Ils portaient dans leur sang le courage et la mort. L'organique oxymore gravant dans les chairs un destin funeste alors même qu'ils luttaient pour la vie ; qui les condamnaient pour avoir combattu pour la démocratie, la liberté, l'art. En eux coulait le sang brûlant d'un amour impossible, bouillonnant de la douloureuse quête d'un idéal qui se dérobe. D'eux coulera un sang, gouttelettes en pointillés les reliant à leur sort tragique ; suintant, exsudant, ruisselant ; abandonnant leurs corps que le courage abandonne, que la mort rattrape. Ils sont
les Sacrifiés, déchirés par les crocs d'une réalité violente, broyés par les morsures des humiliations et des affronts. Par une mise à mort dans l'arène, ils sont tués par des couteaux. Dans une mise en scène, ils seront ressuscités par les mots. Par le pouvoir suprême de la dramaturgie quand elle est marquée du sceau de la tragédie dans ce qu'elle a de plus classique ; une oeuvre dramatique figurant d'illustres personnes réelles transcendant par leurs personnages de fiction leurs tourments, leurs conflits intérieurs et leurs destins malheureux.
Ils sont
Ignacio Sanchez Mejias, La Argentinita, Federico Garcia Loca. Ils sont torero, danseuse, poète. Ils sont l'essence de la « drama », d'une action par l'expression, quand les drames les menaçaient. Qui par les mots renaissent à nous, quand les vers, la poésie, les chants les portaient, les élevaient. Les soustrayaient à la gravité d'un monde lourd des menaces d'une guerre, du spectre de la dictature, des présages d'exil. La possibilité d'une mort unie à la beauté des arts, oxymore psychique marquant les âmes de son pouvoir mystérieux : le « duende ». Ces moments de grâce nés de la souffrance, cet envoûtement issu du danger, cet enchantement causé par le drame. Un état hors du monde, hors du temps ; suspendu. Entre un passé sacrifié et un avenir qui va les sacrifier.
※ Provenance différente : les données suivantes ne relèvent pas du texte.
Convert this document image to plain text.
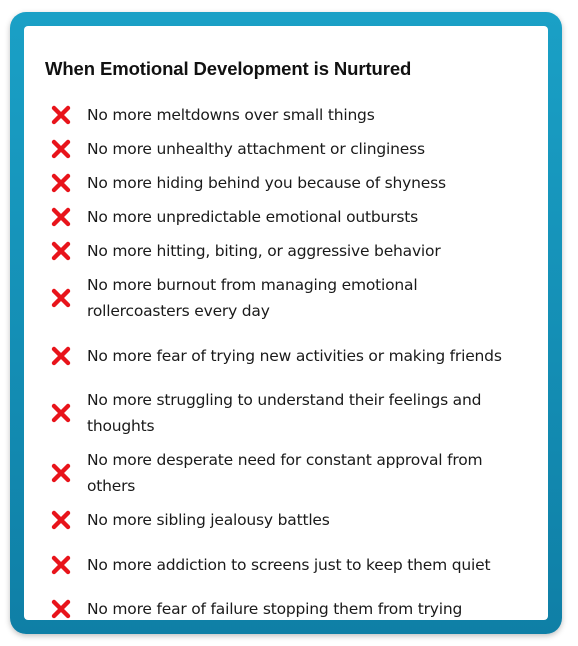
When Emotional Development is Nurtured
No more meltdowns over small things
No more unhealthy attachment or clinginess
No more hiding behind you because of shyness
No more unpredictable emotional outbursts
No more hitting, biting, or aggressive behavior
No more burnout from managing emotional rollercoasters every day
No more fear of trying new activities or making friends
No more struggling to understand their feelings and thoughts
No more desperate need for constant approval from others
No more sibling jealousy battles
No more addiction to screens just to keep them quiet
No more fear of failure stopping them from trying
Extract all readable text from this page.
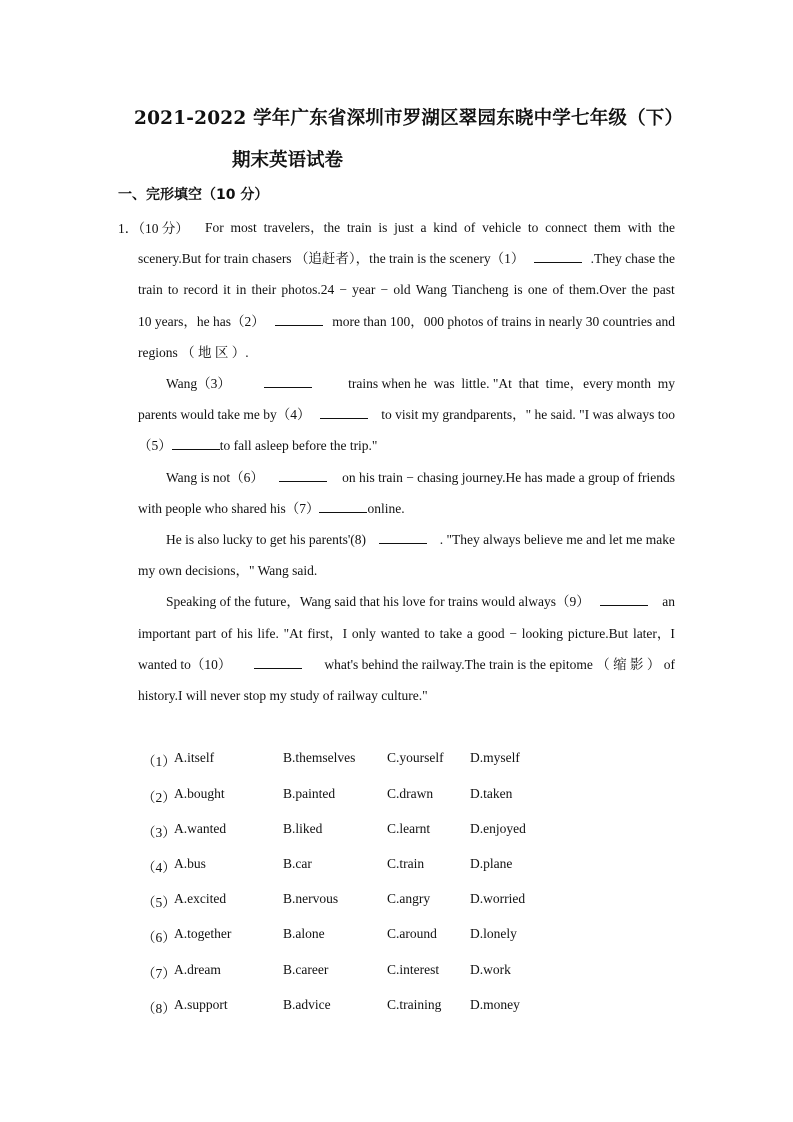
2021-2022 学年广东省深圳市罗湖区翠园东晓中学七年级（下）
期末英语试卷
一、完形填空（10 分）
1．（10 分） For most travelers，the train is just a kind of vehicle to connect them with the
scenery.But for train chasers （追赶者），the train is the scenery（1）	.They chase the
train to record it in their photos.24 − year − old Wang Tiancheng is one of them.Over the past
10 years，he has（2）	more than 100，000 photos of trains in nearly 30 countries and
regions （ 地 区 ）.
Wang（3）	trains when he  was  little. "At  that  time，every month  my
parents would take me by（4）	to visit my grandparents，" he said. "I was always too
（5）	to fall asleep before the trip."
Wang is not（6）	on his train − chasing journey.He has made a group of friends
with people who shared his（7）	online.
He is also lucky to get his parents'(8)	. "They always believe me and let me make
my own decisions，" Wang said.
Speaking of the future，Wang said that his love for trains would always（9）	an
important part of his life. "At first，I only wanted to take a good − looking picture.But later，I
wanted to（10）	what's behind the railway.The train is the epitome （ 缩 影 ） of
history.I will never stop my study of railway culture."
（1）
A.itself	B.themselves C.yourself D.myself
（2）
A.bought	B.painted	C.drawn	D.taken
（3）
A.wanted	B.liked	C.learnt	D.enjoyed
（4）
A.bus	B.car	C.train	D.plane
（5）
A.excited	B.nervous	C.angry	D.worried
（6）
A.together	B.alone	C.around D.lonely
（7）
A.dream	B.career	C.interest D.work
（8）
A.support	B.advice	C.training D.money
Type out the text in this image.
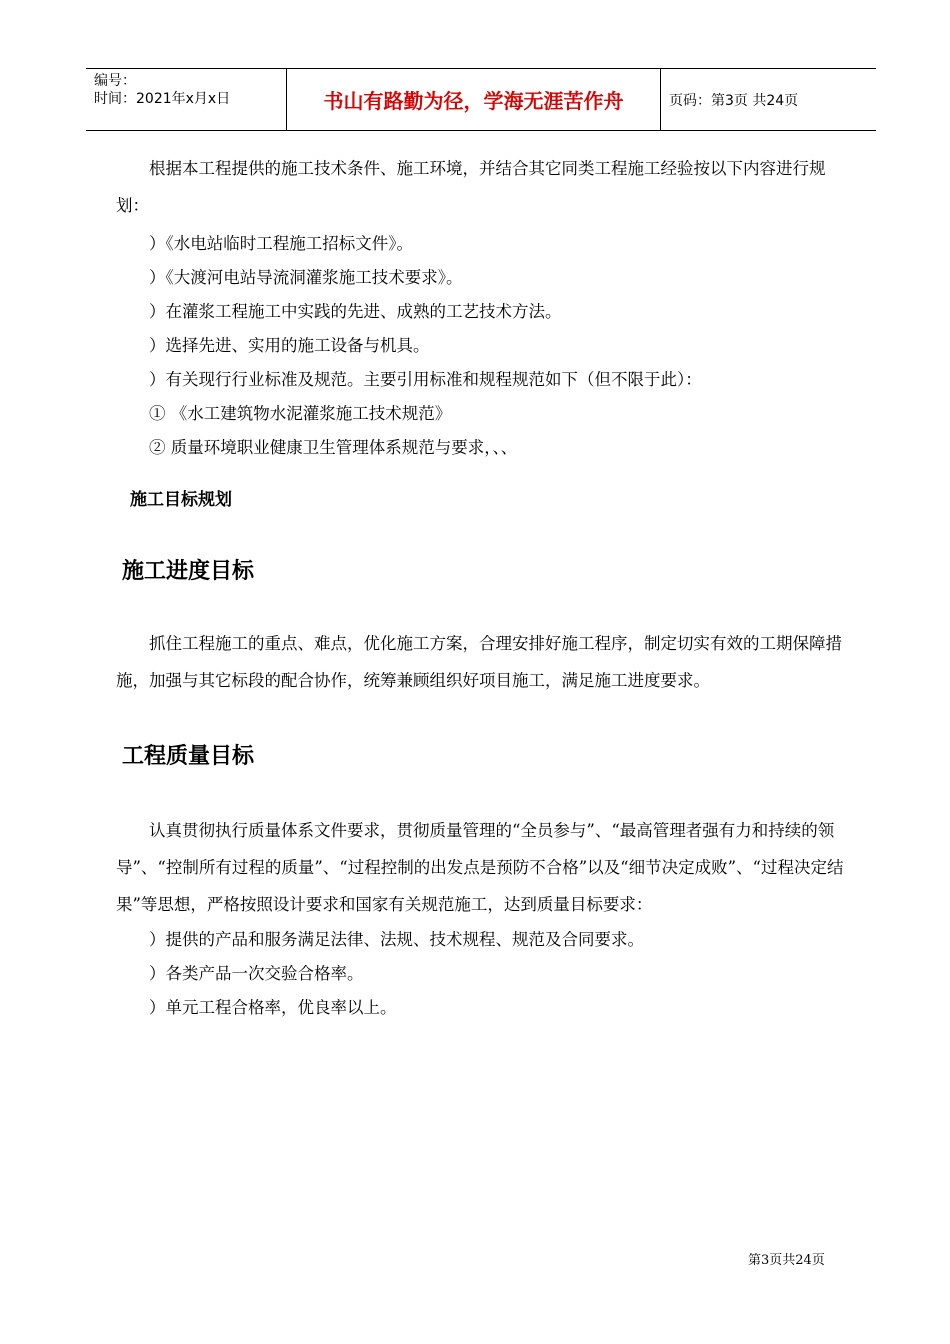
编号：
时间：2021年x月x日	书山有路勤为径，学海无涯苦作舟	页码：第3页 共24页

根据本工程提供的施工技术条件、施工环境，并结合其它同类工程施工经验按以下内容进行规划：

）《水电站临时工程施工招标文件》。

）《大渡河电站导流洞灌浆施工技术要求》。

）在灌浆工程施工中实践的先进、成熟的工艺技术方法。

）选择先进、实用的施工设备与机具。

）有关现行行业标准及规范。主要引用标准和规程规范如下（但不限于此）：

① 《水工建筑物水泥灌浆施工技术规范》

② 质量环境职业健康卫生管理体系规范与要求，、、

施工目标规划

施工进度目标

抓住工程施工的重点、难点，优化施工方案，合理安排好施工程序，制定切实有效的工期保障措施，加强与其它标段的配合协作，统筹兼顾组织好项目施工，满足施工进度要求。

工程质量目标

认真贯彻执行质量体系文件要求，贯彻质量管理的“全员参与”、“最高管理者强有力和持续的领导”、“控制所有过程的质量”、“过程控制的出发点是预防不合格”以及“细节决定成败”、“过程决定结果”等思想，严格按照设计要求和国家有关规范施工，达到质量目标要求：

）提供的产品和服务满足法律、法规、技术规程、规范及合同要求。

）各类产品一次交验合格率。

）单元工程合格率，优良率以上。

第3页共24页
Il est Juan Ortega. Il est cuisinier, qui quitta sa famille menacée par la famille pour entrer au service d'Ignacio. Qui par les mots nait à nous, personnage de fiction au service d'un réel qu'il nous donne à comprendre à mesure qu'il le découvre. Qui par son histoire nous relie à l'Histoire. Héros malheureux d'un roman d'apprentissage, protagoniste déçu d'une histoire d'amour tourmentée, interprète fiévreux du roman de l'initiation aux drames. Qui trouvera dans une destinée exceptionnelle construite par les épreuves, son propre « duende ».
En ce sens, «
Les Sacrifiés » est une tragédie au sens propre du terme, portée par des personnages, réels ou fictifs, riches et complexes, qui font d'une figure de style, l'oxymore, l'objet d'une quête éternelle pour la paix universelle. Par son texte richement documenté, détaillé et foisonnant,
Sylvie le Bihan s'impose comme l'héritière du « duende », quand les lettres permettent de comprendre et sublimer les drames d'une époque ; l'interprète de ce concept complexe quand la légèreté de sa plume, imagée, poétique et lyrique permet d'appréhender la gravité de la situation politique espagnole du début du vingtième siècle.
« On raconte rarement les individus » nous dit Juan. Sylvie le Bihan le fait pourtant avec brio.